Closed KyleIm closed 1 year ago
Usually one is interested in the motion of a particle of charge Q to Earth. To track it back, one should consider the equivalent antiparticle, of charge -Q. This way, charge-time symmetry is preserved. CRPropa doesn't know if you are doing forward or backward propagation, so the only way to tell the code to do what you want is to change the charge. Therefore, if you are interested in the behaviour of protons, you should inject antiprotons when doing backtracking.
Hello my name is Kyle and I am a student working on an UHECR group.
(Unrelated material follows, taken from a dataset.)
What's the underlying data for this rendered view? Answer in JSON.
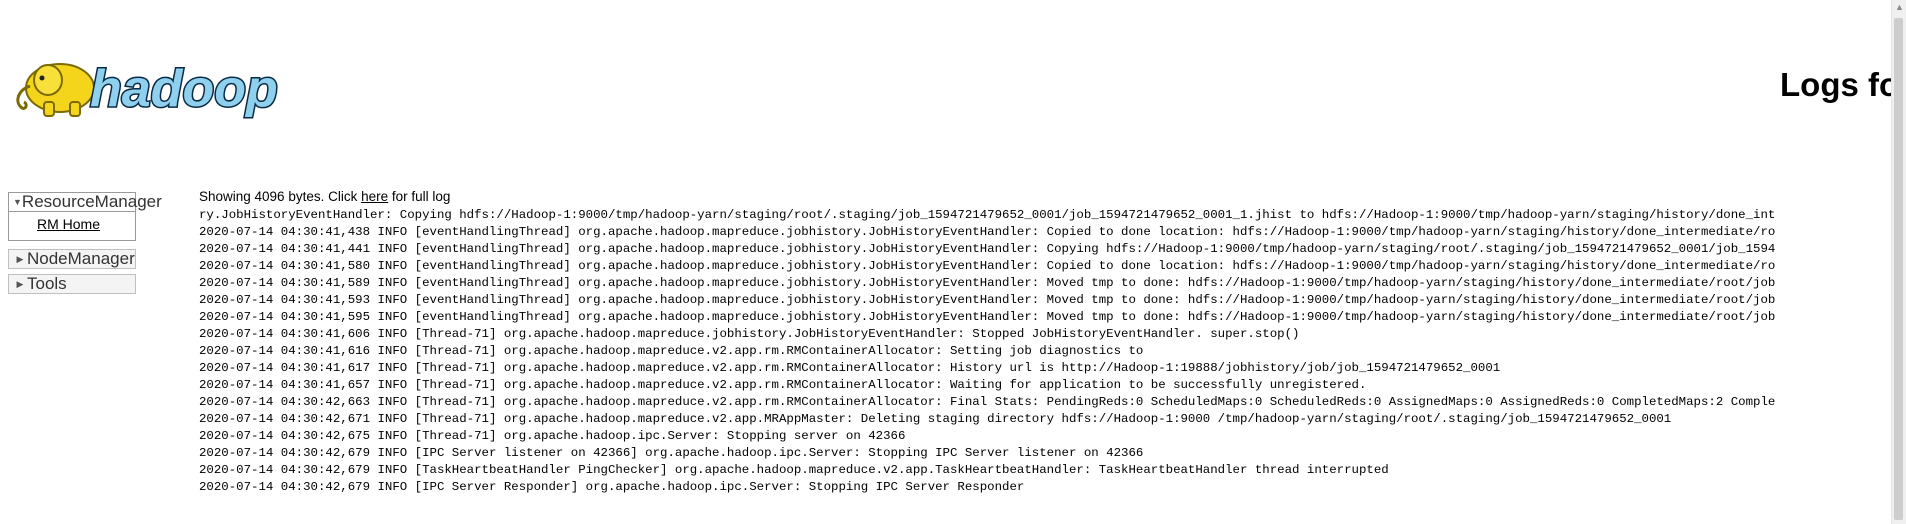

I appreciate for this open source software because I am relying on this a lot for my research.
So, I have a little confusion about the backtracking method using CRPropa.
https://crpropa.github.io/CRPropa3/pages/example_notebooks/galactic_backtracking/galactic_backtracking.v4.html#Backtracking-a-single-cosmic-ray
In a single-cosmic ray backtracking method the example used the pid as anti proton. Does this mean that this example is assuming the particle to be anti-proton because 'it is actually proton, but we want to make this particle move opposite direction to JF12 model because we want to backtrack where it was before'. or is there another reason why it choose anti-proton for the cosmic ray candidate?
I was following this example with actual observation dataset from our experiment and I changed the pid to be proton and recently I realized something seem to be wrong and reading the documentation again.